Crude oil will not stay at low prices. OPEC nations will realize that over suppling the market to keep prices down to hurt Russia is not working. For the simple reason Russia's friend China has accepted more imports, to the detriment of Saudi Arabia. Oops!
However there are still dozens of oil tankers going around in circles in the ocean who have yet to give up the long trade and have yet to sell there oil back into a depressed market, further depressing prices.
Fundamentals are one thing, market technical readings are another.
We are Richard Wyckoff fans, so will be waiting for Wyckoff accumulation logic to prove that prices are ready to go back up, or at least stop falling.
Below are two technical readings to watch for, to show that things maybe improving for the bulls.

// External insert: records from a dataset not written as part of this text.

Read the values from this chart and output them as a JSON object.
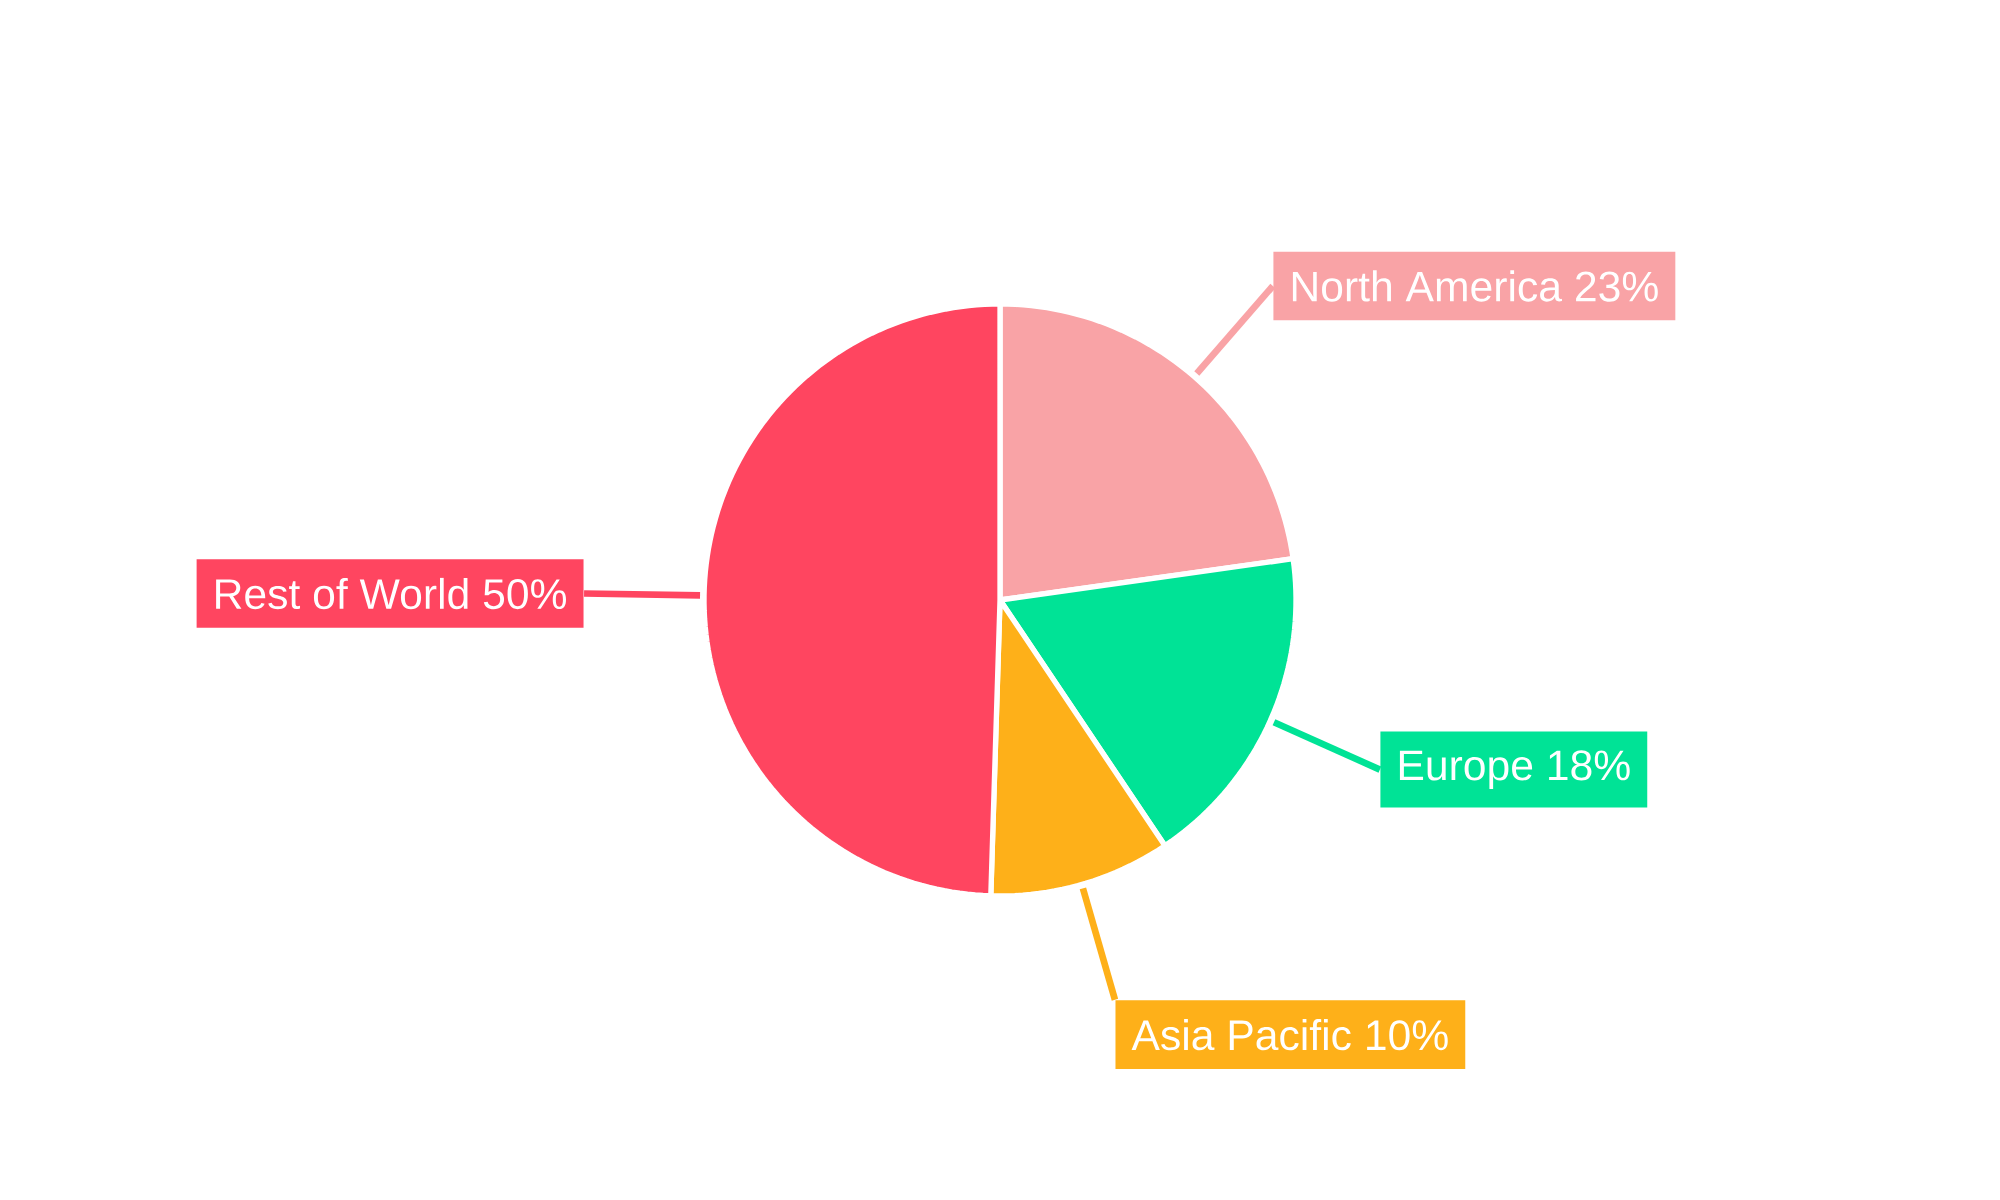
{
  "chart_data": {
    "type": "pie",
    "categories": [
      "North America",
      "Europe",
      "Asia Pacific",
      "Rest of World"
    ],
    "values": [
      23,
      18,
      10,
      50
    ],
    "value_labels": [
      "23%",
      "18%",
      "10%",
      "50%"
    ],
    "colors": [
      "#f9a3a6",
      "#00e396",
      "#feb019",
      "#ff4560"
    ]
  }
}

1) On a down swing volume is relatively less, than previous down swings. This means those that have purchased at depressed levels have no intention of selling their accumulated positions while prices are still falling, a very bullish sign. They know higher prices are near.
2) On a down swing implied volatility is relatively less, that the previous down swing. This means the heat is gone out of the battle to acquire options, and BID and ASK spreads find some sort of normal spread. This means there is less fear present. A down swing with less fear of lower prices by the market players is very bullish because they know that higher prices are very near (These ETF have no earnings dates).
In the charts below volume or implied volatility have not slumped during the latest down swing, therefore there is no evidence the depressed price period is over. Therefore thinking of getting long is only for those with deep pockets and no trade margin.